Cross-platform libraries that implement the C standard interface for threading.

When the C standard incorporated threading in C11, the model was based on pthreads. The 'p' in "pthreads" stands for "POSIX", which means that the model very closely resembles what was already incorporated into POSIX-based systems. The PosixCThreads library is really just a very thin wrapper around the ptherads library. This is true even in gcc, which requires that pthreads be linked to an executable making use of C threads in gcc 8.0 and beyond.

The Windows model was not designed with pthreads in mind. While Windows supports the same concepts in general, the specifics of the Windows implementations of those mechanisms are very different. For the most part, this can be dealt with by defining types and functions that abstract the details of the internals of Windows mechanisms away from the user of this library.

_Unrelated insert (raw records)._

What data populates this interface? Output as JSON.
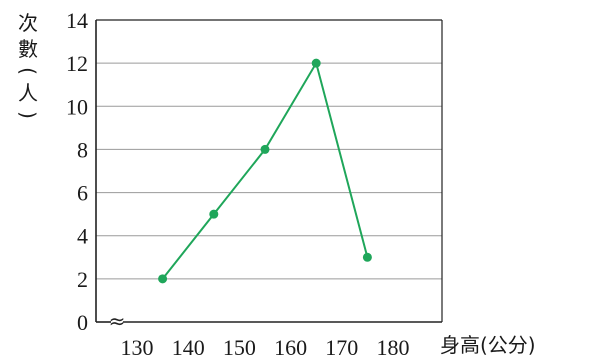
{
  "chart_data": {
    "type": "line",
    "ylabel_chars": [
      "次",
      "數",
      "(",
      "人",
      ")"
    ],
    "xlabel": "身高(公分)",
    "x": [
      135,
      145,
      155,
      165,
      175
    ],
    "values": [
      2,
      5,
      8,
      12,
      3
    ],
    "xticks": [
      "130",
      "140",
      "150",
      "160",
      "170",
      "180"
    ],
    "yticks": [
      "0",
      "2",
      "4",
      "6",
      "8",
      "10",
      "12",
      "14"
    ],
    "xlim": [
      130,
      180
    ],
    "ylim": [
      0,
      14
    ],
    "axis_break": "≈",
    "grid": true,
    "series_color": "#1fa65a",
    "axis_color": "#222222",
    "grid_color": "#9a9a9a"
  }
}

There is, however, one very fundamental difference that can't easily be abstracted by types: Thread-specific storage. In Windows, thread-specific storage is intended to be achieved by "Thread Local Storage" slots which (a) don't align well to the POSIX/C threads model and (b) don't have any mechanism for the destructors defined by POSIX/C threads. Because of this, I needed a way to keep track of thread-specific storage that would meet the requirements of the standard. I use a red black tree in my WinCThreads.c library to achieve that. In my testing, it seems that the red black tree lookup mechanism that I use may be suboptimal relative to whatever the implementation is in pthreads, however the difference is not significant enough to warrant me trying to optimize the library further for my needs.

The way to use this library is to include "CThreads.h" and compile in the appropriate library for your system. You can actually include both source files in your build process if you're lazy like I am and just include all the files in the directory. The source files are wrapped in ifdefs that detect the compiler.

Initially, my thought for the CThreads.h include was that it should include the ISO C threads.h file if it was available on the system and turn off all library wrappers. Unfortunately, this caused more problems than it solved for me. Visual Studio now officially supports C17, but not threads.h, which goofed me up. There is also a problem on Linux that making use of the the ISO C definitions in gcc 8 and beyond greatly increases the version level dependency of GLIBC. This made it practically impossible for me to compile my code on one system and use the same binary elsewhere. I finally gave up trying and just always use my own wrappers now. The linker will link to the local version of the function names over the versions in GLIBC, so all I have to ensure is that the system I'm moving my binary to supports pthreads.

Doing all this provides me with a cross-platform way of having thread support that will hopefully be obsoleted by future compiler support for the C standard threading model. Maybe one day... :-) I hope that others find it useful too.